The High Court and Supreme Court of Appeal also rejected this argument, noting that the court cannot make such an order given the clear language of the legislation relating to contingency fees and that it is only through access to the legal services of the lawyer that Wandile’s claim for medical expenses could be realised.
While the MEC seeks to appeal the whole of the decision of the Supreme Court of Appeal to the Constitutional Court, she does not appear to be making argument on this issue before the Constitutional Court.
Medical negligence claims have increased significantly in recent years. From just over R8-million paid out by the Gauteng Department of Health in 2010/11, almost R154-million was paid out by the same department in 2013/14. Contingent liabilities for medical malpractice (money that the department would have to pay should all medical negligence claimants be successful in their claims) in 2016 in Gauteng sat at over R13-billion.
These large numbers are not confined to Gauteng.

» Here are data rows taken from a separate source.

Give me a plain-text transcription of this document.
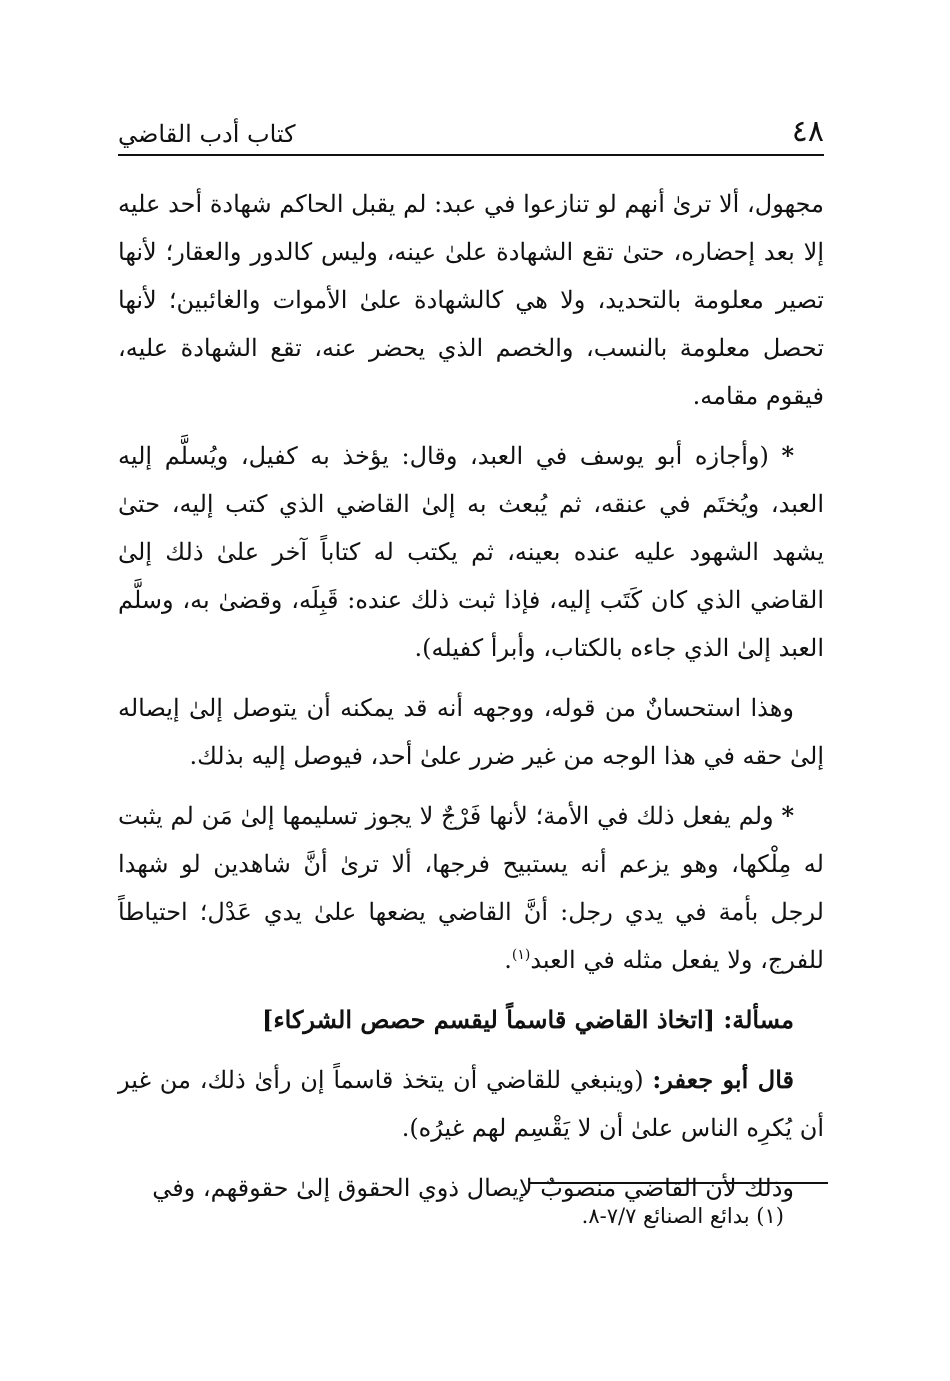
٤٨
كتاب أدب القاضي

مجهول، ألا ترىٰ أنهم لو تنازعوا في عبد: لم يقبل الحاكم شهادة أحد عليه إلا بعد إحضاره، حتىٰ تقع الشهادة علىٰ عينه، وليس كالدور والعقار؛ لأنها تصير معلومة بالتحديد، ولا هي كالشهادة علىٰ الأموات والغائبين؛ لأنها تحصل معلومة بالنسب، والخصم الذي يحضر عنه، تقع الشهادة عليه، فيقوم مقامه.

* (وأجازه أبو يوسف في العبد، وقال: يؤخذ به كفيل، ويُسلَّم إليه العبد، ويُختَم في عنقه، ثم يُبعث به إلىٰ القاضي الذي كتب إليه، حتىٰ يشهد الشهود عليه عنده بعينه، ثم يكتب له كتاباً آخر علىٰ ذلك إلىٰ القاضي الذي كان كَتَب إليه، فإذا ثبت ذلك عنده: قَبِلَه، وقضىٰ به، وسلَّم العبد إلىٰ الذي جاءه بالكتاب، وأبرأ كفيله).

وهذا استحسانٌ من قوله، ووجهه أنه قد يمكنه أن يتوصل إلىٰ إيصاله إلىٰ حقه في هذا الوجه من غير ضرر علىٰ أحد، فيوصل إليه بذلك.

* ولم يفعل ذلك في الأمة؛ لأنها فَرْجٌ لا يجوز تسليمها إلىٰ مَن لم يثبت له مِلْكها، وهو يزعم أنه يستبيح فرجها، ألا ترىٰ أنَّ شاهدين لو شهدا لرجل بأمة في يدي رجل: أنَّ القاضي يضعها علىٰ يدي عَدْل؛ احتياطاً للفرج، ولا يفعل مثله في العبد$^{(١)}$.

مسألة: [اتخاذ القاضي قاسماً ليقسم حصص الشركاء]

قال أبو جعفر: (وينبغي للقاضي أن يتخذ قاسماً إن رأىٰ ذلك، من غير أن يُكرِه الناس علىٰ أن لا يَقْسِم لهم غيرُه).

وذلك لأن القاضي منصوبٌ لإيصال ذوي الحقوق إلىٰ حقوقهم، وفي

(١) بدائع الصنائع ٧/٧-٨.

It is clear, therefore, that Gauteng and the rest of the country have a serious problem when it comes to medical negligence and medical negligence claims. Indeed, the MECs for Health in the Western Cape and Eastern Cape have intervened as amici in this case to convince the court not to make any findings that would impact on cases being heard in other courts in which arguments being made by government are different but also seek changes to the medico-legal claims system.
SECTION27 believes the solution to this problem is unlikely to be that for which the MEC has argued in the Zulu case. The MEC would have the burden shifted back to the patient to claim continuously from a system that has failed him. Instead, more attention will have to be given to strengthening the health system, and investing in more doctors, nurses and medical specialists so as to prevent the ongoing preventable harm to patients, and to developing appropriate mechanisms to fund medical expenses in cases of negligence that neither further disadvantage the patient nor exacerbate the significant funding shortfalls in the public healthcare system.